Fernande came quite promptly to the appointment and we proceeded to our lesson. Of course to have a lesson in french one has to converse and Fernande had three subjects, hats, we had not much more to say about hats, perfumes, we had something to say about perfumes. Perfumes were Fernande's really great extravagance, she was the scandal of Montmartre because she had once bought a bottle of perfume named Smoke and had paid eighty francs for it at that time sixteen dollars and it had no scent but such wonderful colour, like real bottled liquid smoke.
(traduction du sens du texte, dans un style approximatif:)
Fernande vint fort rapidement au rendez-vous et nous commençâmes notre leçon. Bien sûr pour donner une leçon de français il faut parler et Fernande avait trois sujets de conversation, les chapeaux, nous n'avions plus grand chose à dire sur les chapeaux, les parfums, nous avions quelque chose à dire sur les parfums. Les parfums étaient le vrai grand luxe de Fernande, elle faisait scandale à Montmartre parce qu'elle avait un jour acheté un flacon d'un parfum appelé Smoke/Fumée et l'avait payé quatre-vingt francs soit à l'époque seize dollars et il ne sentait rien mais il avait une merveilleuse couleur, comme de la vraie fumée liquide en flacon.
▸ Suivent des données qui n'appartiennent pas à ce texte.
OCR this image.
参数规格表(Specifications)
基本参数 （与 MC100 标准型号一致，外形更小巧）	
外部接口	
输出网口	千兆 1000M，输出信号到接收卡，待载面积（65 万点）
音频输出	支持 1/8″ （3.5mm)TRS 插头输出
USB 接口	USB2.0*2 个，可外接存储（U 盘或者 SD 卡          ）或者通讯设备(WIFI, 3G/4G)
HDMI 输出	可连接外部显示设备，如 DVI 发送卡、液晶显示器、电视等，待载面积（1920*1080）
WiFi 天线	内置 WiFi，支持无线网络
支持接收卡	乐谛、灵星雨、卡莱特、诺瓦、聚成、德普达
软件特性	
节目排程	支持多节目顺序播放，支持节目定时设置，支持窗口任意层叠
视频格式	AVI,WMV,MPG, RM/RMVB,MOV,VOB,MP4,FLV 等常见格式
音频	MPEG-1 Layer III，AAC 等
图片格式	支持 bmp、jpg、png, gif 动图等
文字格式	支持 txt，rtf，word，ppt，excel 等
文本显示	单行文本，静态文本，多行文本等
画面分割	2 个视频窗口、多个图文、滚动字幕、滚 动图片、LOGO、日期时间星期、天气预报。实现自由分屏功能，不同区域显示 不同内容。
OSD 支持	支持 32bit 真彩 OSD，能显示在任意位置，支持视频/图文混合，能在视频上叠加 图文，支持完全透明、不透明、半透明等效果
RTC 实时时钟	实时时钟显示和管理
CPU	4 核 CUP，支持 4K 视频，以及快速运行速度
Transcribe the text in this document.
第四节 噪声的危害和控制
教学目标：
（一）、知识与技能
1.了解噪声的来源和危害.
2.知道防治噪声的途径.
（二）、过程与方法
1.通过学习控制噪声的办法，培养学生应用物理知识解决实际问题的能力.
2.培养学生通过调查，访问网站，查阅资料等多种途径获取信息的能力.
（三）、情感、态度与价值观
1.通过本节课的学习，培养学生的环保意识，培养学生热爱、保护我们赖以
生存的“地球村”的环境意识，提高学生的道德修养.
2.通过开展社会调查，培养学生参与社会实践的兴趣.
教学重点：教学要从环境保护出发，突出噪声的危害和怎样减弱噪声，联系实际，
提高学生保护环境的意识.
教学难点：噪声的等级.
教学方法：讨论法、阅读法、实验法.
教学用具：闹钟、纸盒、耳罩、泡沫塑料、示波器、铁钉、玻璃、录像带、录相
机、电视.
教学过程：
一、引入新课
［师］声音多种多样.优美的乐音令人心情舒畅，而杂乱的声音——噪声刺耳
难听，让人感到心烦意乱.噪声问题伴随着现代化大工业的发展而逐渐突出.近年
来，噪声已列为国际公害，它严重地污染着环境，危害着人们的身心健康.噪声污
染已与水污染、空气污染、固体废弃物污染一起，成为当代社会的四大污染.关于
Quel pouvait donc être ce fameux parfum qui avait tant choqué à Montmartre? Et s'appelait-il d'ailleurs Smoke, ou Fumée? Sous l'un ou l'autre nom, je n'en ai trouvé aucune trace qui corresponde chez les grands parfumeurs, là où, vu son prix apparemment extravagant, on se serait attendu à le trouver.

Sa description laisse d'ailleurs dubitatif: un parfum "qui a la couleur de la fumée" laisse imaginer une suspension grisâtre trouble, qui serait donc plus probablement une expérimentation artisanale. Et s'il ne sentait rien... anosmie de Mme Stein, ou enjolivement littéraire? Peut-être, même, l'anecdote est-elle inventée de toutes pièces...

En attendant de percer, un jour peut-être, le mystère de Smoke/Fumée, je me demande ce que cette perfumista avant la lettre de Fernande aurait pensé de son exacte antithèse, un parfum qui n'a pas beaucoup de couleur, mais qui a une merveilleuse senteur, comme de la vraie fumée liquide en flacon... si vous suivez régulièrement ces lignes, vous aurez vite deviné de quelle merveille je parle.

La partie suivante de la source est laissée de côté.